30 March, 2024

The high cost of Uber’s small profit

https://disconnect.blog/the-high-cost-of-ubers-small-profit/

As Uber has been fighting those battles, it’s also been rolling out a new way to further empower itself. Surge pricing is nothing new — it increased prices during periods of high demand — but in the past few years Uber rolled out dynamic pricing to take it to a whole new level. Dynamic pricing makes rider fares and driver pay much harder to predict by causing prices to shift according to more factors that are hidden from everyone but Uber itself, and it divorces the amount drivers are paid from the amount customers pay for the ride. Further, as part of its upfront pricing policy, Uber also removes any context on the fare — or pay, for a driver — that it offers: whether it’s high or low, what a base fare would be, and why it’s made that calculation.
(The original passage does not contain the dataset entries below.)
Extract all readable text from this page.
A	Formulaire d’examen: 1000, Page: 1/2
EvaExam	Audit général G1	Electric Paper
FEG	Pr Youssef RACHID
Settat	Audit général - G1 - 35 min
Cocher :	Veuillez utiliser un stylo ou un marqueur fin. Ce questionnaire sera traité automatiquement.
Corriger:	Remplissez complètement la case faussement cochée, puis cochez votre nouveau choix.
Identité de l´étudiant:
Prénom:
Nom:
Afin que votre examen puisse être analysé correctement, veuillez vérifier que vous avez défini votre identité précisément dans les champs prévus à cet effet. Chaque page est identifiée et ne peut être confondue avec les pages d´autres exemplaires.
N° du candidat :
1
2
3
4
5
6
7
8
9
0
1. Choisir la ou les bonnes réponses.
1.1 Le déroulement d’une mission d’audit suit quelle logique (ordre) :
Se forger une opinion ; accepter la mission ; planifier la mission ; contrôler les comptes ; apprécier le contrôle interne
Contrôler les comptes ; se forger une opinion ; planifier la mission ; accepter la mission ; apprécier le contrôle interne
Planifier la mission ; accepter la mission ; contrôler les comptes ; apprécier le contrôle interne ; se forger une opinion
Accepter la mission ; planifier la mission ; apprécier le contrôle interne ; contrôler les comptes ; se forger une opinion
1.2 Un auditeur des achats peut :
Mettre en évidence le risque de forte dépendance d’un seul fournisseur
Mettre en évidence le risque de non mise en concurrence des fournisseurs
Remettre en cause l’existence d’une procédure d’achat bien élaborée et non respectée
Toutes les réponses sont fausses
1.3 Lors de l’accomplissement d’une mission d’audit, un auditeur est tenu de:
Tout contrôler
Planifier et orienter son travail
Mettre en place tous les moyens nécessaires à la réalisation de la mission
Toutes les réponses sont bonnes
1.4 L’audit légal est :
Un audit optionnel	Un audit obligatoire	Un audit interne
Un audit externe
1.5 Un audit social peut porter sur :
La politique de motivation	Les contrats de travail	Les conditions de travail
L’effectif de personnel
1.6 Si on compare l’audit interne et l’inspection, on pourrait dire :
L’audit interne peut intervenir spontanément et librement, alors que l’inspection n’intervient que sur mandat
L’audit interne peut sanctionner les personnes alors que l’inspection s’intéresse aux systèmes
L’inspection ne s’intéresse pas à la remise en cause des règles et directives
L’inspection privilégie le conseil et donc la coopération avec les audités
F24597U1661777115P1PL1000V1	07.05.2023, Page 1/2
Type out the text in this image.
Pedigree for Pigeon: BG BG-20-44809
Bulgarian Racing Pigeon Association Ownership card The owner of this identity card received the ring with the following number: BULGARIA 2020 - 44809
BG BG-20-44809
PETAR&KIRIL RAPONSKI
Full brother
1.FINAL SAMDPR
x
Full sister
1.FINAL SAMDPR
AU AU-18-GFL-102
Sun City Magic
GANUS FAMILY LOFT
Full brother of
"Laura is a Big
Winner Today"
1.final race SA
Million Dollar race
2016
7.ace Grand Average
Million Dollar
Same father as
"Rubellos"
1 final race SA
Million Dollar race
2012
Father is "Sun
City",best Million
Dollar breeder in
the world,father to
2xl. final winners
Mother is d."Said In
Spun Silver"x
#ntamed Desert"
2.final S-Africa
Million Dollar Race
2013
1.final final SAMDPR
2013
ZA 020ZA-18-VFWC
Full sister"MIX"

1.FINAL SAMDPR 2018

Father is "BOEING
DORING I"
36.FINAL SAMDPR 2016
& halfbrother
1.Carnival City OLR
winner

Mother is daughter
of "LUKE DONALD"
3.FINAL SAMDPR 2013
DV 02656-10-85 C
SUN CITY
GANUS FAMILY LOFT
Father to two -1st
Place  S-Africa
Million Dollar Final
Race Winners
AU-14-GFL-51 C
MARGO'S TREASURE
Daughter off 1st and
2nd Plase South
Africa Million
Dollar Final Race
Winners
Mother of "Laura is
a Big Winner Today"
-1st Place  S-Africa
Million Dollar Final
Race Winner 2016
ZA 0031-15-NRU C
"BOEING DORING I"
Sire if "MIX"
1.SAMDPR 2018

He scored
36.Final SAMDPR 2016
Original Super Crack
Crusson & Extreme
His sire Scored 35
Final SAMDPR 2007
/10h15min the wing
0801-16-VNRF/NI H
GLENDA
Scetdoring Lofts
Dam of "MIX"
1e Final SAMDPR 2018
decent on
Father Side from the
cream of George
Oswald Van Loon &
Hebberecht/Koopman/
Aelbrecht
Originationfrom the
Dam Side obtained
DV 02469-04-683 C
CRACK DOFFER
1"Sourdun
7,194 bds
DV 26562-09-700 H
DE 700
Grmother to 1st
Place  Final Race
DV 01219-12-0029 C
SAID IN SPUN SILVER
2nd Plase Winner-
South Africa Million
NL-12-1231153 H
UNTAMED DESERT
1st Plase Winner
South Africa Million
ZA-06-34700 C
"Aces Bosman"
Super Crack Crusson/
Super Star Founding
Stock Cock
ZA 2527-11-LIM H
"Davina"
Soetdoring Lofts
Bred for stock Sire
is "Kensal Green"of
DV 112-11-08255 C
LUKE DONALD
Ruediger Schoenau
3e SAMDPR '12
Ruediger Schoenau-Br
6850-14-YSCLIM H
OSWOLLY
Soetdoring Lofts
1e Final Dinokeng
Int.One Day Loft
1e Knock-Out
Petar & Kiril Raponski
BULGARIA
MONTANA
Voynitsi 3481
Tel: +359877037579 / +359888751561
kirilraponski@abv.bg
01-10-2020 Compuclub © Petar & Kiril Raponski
Drivers compellingly argue that upfront pricing is designed to reduce their pay, as has been painstakingly detailed in a column by Columbia Business School professor Len Sherman for Forbes. Long-time Uber driver Sergio Avedian told him it was “the latest in a long line of earnings reductions” because it ensures “a collapse of my personal Utilization Rate if I refuse to accept lowball offers, or a collapse in my hourly earnings if I do.” Drivers feel the company is testing to see how low of a payment they’ll accept for a trip and it will penalize them if they refuse too many rides.